Zur Lage der Sozialdemokraten: Die SPD braucht einen Psychotherapeuten

Die SPD nimmt die Wirklichkeit in der deutschen Gesellschaft nur ungern wahr. Deshalb ist ihre Situation ernst - bitterernst. Ein Kommentar.

Ein Kommentar von Stephan-Andreas Casdorff

Die Partei steht am Abgrund – und ist morgen einen Schritt weiter? Ja, so hört man gerade einige über die SPD reden. Ein Witz ist das nicht. Der großen Sozialdemokratie geht es dreckig, nur will sie es nicht wissen. Genauer: Ihre Funktionäre wollen es nicht.

Der Befund ist klar. Die SPD ist in der großen Koalition, und sie hat das Gefühl, sie wird immer kleiner. Wie beim vergangenen Mal, als Angela Merkel sie klein koalierte. Dieses Mal ist es zwar anders, die Partei stabilisiert sich, die Leute sind auch mit der Arbeit insgesamt zufrieden. Aber wen kümmert das schon. Die da oben die Partei darstellen, nach ihrer Vorstellung, haben ihr Vorurteil, dass die SPD nicht profitiert.

Doch, tut sie! Indem sie unter einer höchst beliebten Präsidialkanzlerin, die die Republik so noch nicht gesehen hat, nicht verliert. Das ist doch schon mal was. Anstatt nun die Nerven zu bewahren, weiter anständige Arbeit abzuliefern und abzuwarten, bis sich das auszahlt, verlieren viel zu viele die Geduld. Beileibe nicht nur der Parteichef, Sigmar Gabriel, dem man das ja bekanntermaßen als Allererstem zutraut.

Die SPD muss sich kritisch betrachten

Muss also dringend der Kurs geändert, das Ruder herumgerissen werden? Abgesehen davon, dass vor Jahren Peter Glotz als Generalsekretär das Bild vom Tanker geprägt hat, der nicht mal eben so umgesteuert werden kann, ist doch sehr die Frage, ob das richtig wäre. Denn es ist längst nicht ausgemacht, dass die Union ohne ihre Präsidialkanzlerin mit deren Kurs unverändert erfolgreich wäre. Nicht wenige im Unionslager fürchten die Zeit nach Merkel ja selbst.

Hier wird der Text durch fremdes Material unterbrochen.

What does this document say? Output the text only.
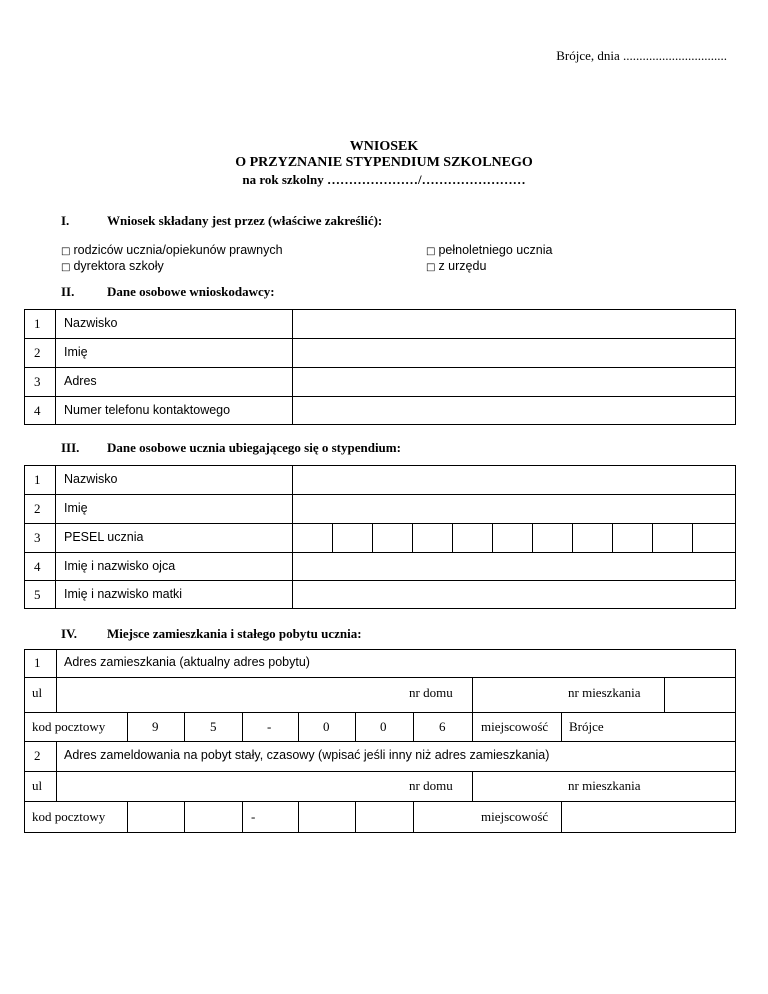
Brójce, dnia ................................
WNIOSEK
O PRZYZNANIE STYPENDIUM SZKOLNEGO
na rok szkolny …………………/……………………
I.	Wniosek składany jest przez (właściwe zakreślić):
□ rodziców ucznia/opiekunów prawnych
□ dyrektora szkoły
□ pełnoletniego ucznia
□ z urzędu
II.	Dane osobowe wnioskodawcy:
1 Nazwisko
2 Imię
3 Adres
4 Numer telefonu kontaktowego
III. Dane osobowe ucznia ubiegającego się o stypendium:
1 Nazwisko
2 Imię
3 PESEL ucznia
4 Imię i nazwisko ojca
5 Imię i nazwisko matki
IV. Miejsce zamieszkania i stałego pobytu ucznia:
1 Adres zamieszkania (aktualny adres pobytu)
ul	nr domu	nr mieszkania
kod pocztowy	9	5	-	0	0	6	miejscowość Brójce
2 Adres zameldowania na pobyt stały, czasowy (wpisać jeśli inny niż adres zamieszkania)
ul	nr domu	nr mieszkania
kod pocztowy	-	miejscowość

Was allerdings richtig wäre: dass die SPD sich mal kritisch selbst betrachtet. Eigentlich bräuchte sie einen Psychotherapeuten, der ihr das eigene Verhalten spiegelt. Wobei, das könnte sie haben – wenn sie sich Wählern, Interessierten, Sympathisanten öffnete. Die SPD nimmt die Wirklichkeit (in der Gesellschaft) doch ungern wahr und nur sich selbst ernst. Umgekehrt wäre es besser. Darum wird es ernst. Ist es schon bitterernst.

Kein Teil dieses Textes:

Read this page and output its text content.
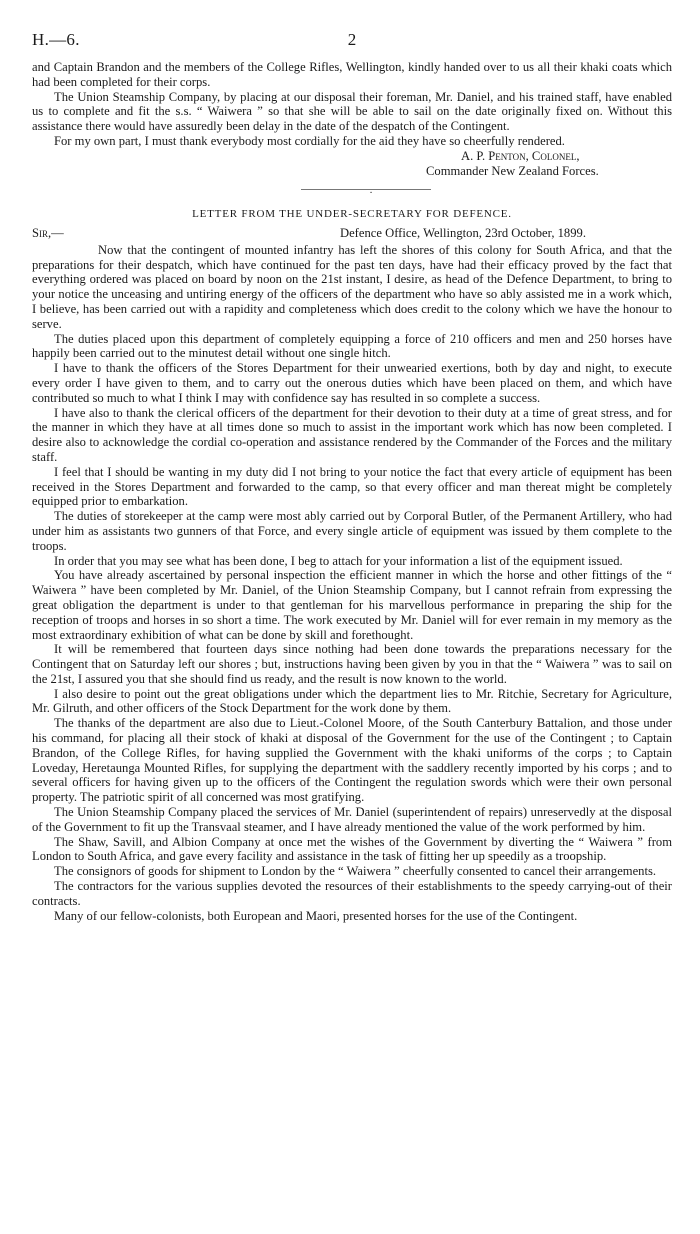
H.—6.	2

and Captain Brandon and the members of the College Rifles, Wellington, kindly handed over to us all their khaki coats which had been completed for their corps.

The Union Steamship Company, by placing at our disposal their foreman, Mr. Daniel, and his trained staff, have enabled us to complete and fit the s.s. “ Waiwera ” so that she will be able to sail on the date originally fixed on. Without this assistance there would have assuredly been delay in the date of the despatch of the Contingent.

For my own part, I must thank everybody most cordially for the aid they have so cheerfully rendered.

A. P. Penton, Colonel,
Commander New Zealand Forces.
·
LETTER FROM THE UNDER-SECRETARY FOR DEFENCE.
Sir,—	Defence Office, Wellington, 23rd October, 1899.

Now that the contingent of mounted infantry has left the shores of this colony for South Africa, and that the preparations for their despatch, which have continued for the past ten days, have had their efficacy proved by the fact that everything ordered was placed on board by noon on the 21st instant, I desire, as head of the Defence Department, to bring to your notice the unceasing and untiring energy of the officers of the department who have so ably assisted me in a work which, I believe, has been carried out with a rapidity and completeness which does credit to the colony which we have the honour to serve.

The duties placed upon this department of completely equipping a force of 210 officers and men and 250 horses have happily been carried out to the minutest detail without one single hitch.

I have to thank the officers of the Stores Department for their unwearied exertions, both by day and night, to execute every order I have given to them, and to carry out the onerous duties which have been placed on them, and which have contributed so much to what I think I may with confidence say has resulted in so complete a success.

I have also to thank the clerical officers of the department for their devotion to their duty at a time of great stress, and for the manner in which they have at all times done so much to assist in the important work which has now been completed. I desire also to acknowledge the cordial co-operation and assistance rendered by the Commander of the Forces and the military staff.

I feel that I should be wanting in my duty did I not bring to your notice the fact that every article of equipment has been received in the Stores Department and forwarded to the camp, so that every officer and man thereat might be completely equipped prior to embarkation.

The duties of storekeeper at the camp were most ably carried out by Corporal Butler, of the Permanent Artillery, who had under him as assistants two gunners of that Force, and every single article of equipment was issued by them complete to the troops.

In order that you may see what has been done, I beg to attach for your information a list of the equipment issued.

You have already ascertained by personal inspection the efficient manner in which the horse and other fittings of the “ Waiwera ” have been completed by Mr. Daniel, of the Union Steamship Company, but I cannot refrain from expressing the great obligation the department is under to that gentleman for his marvellous performance in preparing the ship for the reception of troops and horses in so short a time. The work executed by Mr. Daniel will for ever remain in my memory as the most extraordinary exhibition of what can be done by skill and forethought.

It will be remembered that fourteen days since nothing had been done towards the preparations necessary for the Contingent that on Saturday left our shores ; but, instructions having been given by you in that the “ Waiwera ” was to sail on the 21st, I assured you that she should find us ready, and the result is now known to the world.

I also desire to point out the great obligations under which the department lies to Mr. Ritchie, Secretary for Agriculture, Mr. Gilruth, and other officers of the Stock Department for the work done by them.

The thanks of the department are also due to Lieut.-Colonel Moore, of the South Canterbury Battalion, and those under his command, for placing all their stock of khaki at disposal of the Government for the use of the Contingent ; to Captain Brandon, of the College Rifles, for having supplied the Government with the khaki uniforms of the corps ; to Captain Loveday, Heretaunga Mounted Rifles, for supplying the department with the saddlery recently imported by his corps ; and to several officers for having given up to the officers of the Contingent the regulation swords which were their own personal property. The patriotic spirit of all concerned was most gratifying.

The Union Steamship Company placed the services of Mr. Daniel (superintendent of repairs) unreservedly at the disposal of the Government to fit up the Transvaal steamer, and I have already mentioned the value of the work performed by him.

The Shaw, Savill, and Albion Company at once met the wishes of the Government by diverting the “ Waiwera ” from London to South Africa, and gave every facility and assistance in the task of fitting her up speedily as a troopship.

The consignors of goods for shipment to London by the “ Waiwera ” cheerfully consented to cancel their arrangements.

The contractors for the various supplies devoted the resources of their establishments to the speedy carrying-out of their contracts.

Many of our fellow-colonists, both European and Maori, presented horses for the use of the Contingent.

Man hat den Eindruck, die Funktionsträger schließen sich ab

Als Sigmar Gabriel vor ein paar Jahren Vorsitzender wurde, forderte er die Genossen auf, offen zu sein, rauszugehen ins Leben, wo es anstrengend ist, wo es brodelt, riecht, manchmal auch stinkt. Von wegen. Man hat den Eindruck, dass die sogenannten Funktionsträger sich abschließen, um nur ja unter sich zu bleiben. Anstatt immer wieder offene regionale Foren zu wichtigen Themen zu machen. Oder einfach nur mal zu hören, was die Mitglieder so reden über Vorratsdatenspeicherung, TTIP, "Grexit". Nicht um dem das Wort zu reden, sondern um den Leuten aufs Maul zu schauen. Um zu lernen, mit welcher Wirklichkeit die SPD als Partei umzugehen hat.

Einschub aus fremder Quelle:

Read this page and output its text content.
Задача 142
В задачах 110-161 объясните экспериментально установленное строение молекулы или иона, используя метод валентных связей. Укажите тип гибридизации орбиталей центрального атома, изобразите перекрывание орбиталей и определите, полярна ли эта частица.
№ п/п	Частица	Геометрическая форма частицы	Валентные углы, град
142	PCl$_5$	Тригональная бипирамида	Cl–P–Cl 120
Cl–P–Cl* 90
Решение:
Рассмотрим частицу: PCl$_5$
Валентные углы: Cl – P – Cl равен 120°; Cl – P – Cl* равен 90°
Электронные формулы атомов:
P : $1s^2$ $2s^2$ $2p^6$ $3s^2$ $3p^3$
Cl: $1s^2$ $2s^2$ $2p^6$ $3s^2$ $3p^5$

Dogmen können andere besser

Wohin will sie, wer ist sie? Wenn die SPD die Partei der Leute sein will, die um Aufstieg bemüht sind, die des kleinen Mittelstands, der Facharbeiter, überhaupt aller mitten im Leben, dann muss sie diesen Menschen zuhören (wollen). Die reden und denken nicht alle wie Syriza oder wie ihre zweite Abspaltung, die Linkspartei. Anders ausgedrückt: Selbst Willy Brandt war nicht bloß links. Oder Kurt Schumacher. Oder Engholm, Vogel, Lafontaine, Schröder, Müntefering, Platzeck, Beck. Linke? Manche waren nah am Menschen. Mit Erfolg.

Öffnet sich die SPD nicht fürs Leben, bleibt sie sich selbst genug, braucht sie keiner. Dogmen können andere besser. Und was sie dann riecht, ist eigener Mief.